Todo es barco y travesía. Hasta las mesa del
patio está hecha a imagen y semejanza de un algo que está rodando, para
no hablar del ancla a un lado del camino, de las campanas que tientan
tanto y que uno no toca porque de otra manera no habrían razones para
volver o quedarse por ahí.
La ruta hay que seguirla. La Sebastiana será
la casa de Valparaíso.
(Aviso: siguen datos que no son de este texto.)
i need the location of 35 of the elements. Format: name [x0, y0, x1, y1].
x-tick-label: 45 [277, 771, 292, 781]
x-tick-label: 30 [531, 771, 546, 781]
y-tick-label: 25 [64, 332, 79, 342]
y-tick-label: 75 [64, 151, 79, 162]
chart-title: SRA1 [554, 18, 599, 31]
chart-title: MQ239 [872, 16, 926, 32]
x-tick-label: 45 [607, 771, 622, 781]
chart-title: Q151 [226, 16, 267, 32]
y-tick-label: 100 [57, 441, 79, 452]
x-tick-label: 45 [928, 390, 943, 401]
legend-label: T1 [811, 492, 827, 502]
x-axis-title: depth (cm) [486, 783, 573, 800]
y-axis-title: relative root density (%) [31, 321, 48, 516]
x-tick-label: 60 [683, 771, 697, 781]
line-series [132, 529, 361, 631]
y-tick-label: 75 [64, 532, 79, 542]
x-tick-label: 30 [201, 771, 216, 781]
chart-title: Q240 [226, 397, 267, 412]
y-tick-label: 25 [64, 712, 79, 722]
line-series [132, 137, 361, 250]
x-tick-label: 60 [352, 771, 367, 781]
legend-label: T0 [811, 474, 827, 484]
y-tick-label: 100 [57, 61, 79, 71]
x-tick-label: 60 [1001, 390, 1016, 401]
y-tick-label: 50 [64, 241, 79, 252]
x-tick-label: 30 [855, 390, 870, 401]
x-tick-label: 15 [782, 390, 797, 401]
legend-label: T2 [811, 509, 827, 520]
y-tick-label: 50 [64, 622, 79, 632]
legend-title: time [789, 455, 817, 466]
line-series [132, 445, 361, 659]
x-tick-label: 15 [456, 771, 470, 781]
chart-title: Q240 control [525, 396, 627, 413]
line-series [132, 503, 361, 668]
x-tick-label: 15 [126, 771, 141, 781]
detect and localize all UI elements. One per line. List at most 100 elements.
A la ciudad se llega bajando y luego hay que
subir con esa sensación de despeñarse en cualquier descuido. Muchísimas
otras sensaciones están aquí, en la cabeza, o siguen de largo, como
ratones ocupados en cosa que no son ni queso ni cita.
Por aquí no pasa un río. Por aquí el mar es
sólo evocación o lejanía. No hay nuevos ni grandes hallazgos. El mar
sigue crepitando en estas paredes de colores primarios. Las paredes
están llenas de abalorios y tesoros rescatados de algún naufragio. Neruda
ya ha crecido más allá de nuestros ojos y nuestras palabras.
Al poeta hay que celebrarlo ahora, aquí, en
Valparaíso. “Mi casa, tu casa, tu sueño en mis ojos” le escribió Neruda
a Matilde en aquel poema “La Chascona”.
Hay demasiada poesía. Por suerte el mar no
está tan lejos y la brisa que nos nos deja. Que no nos deja.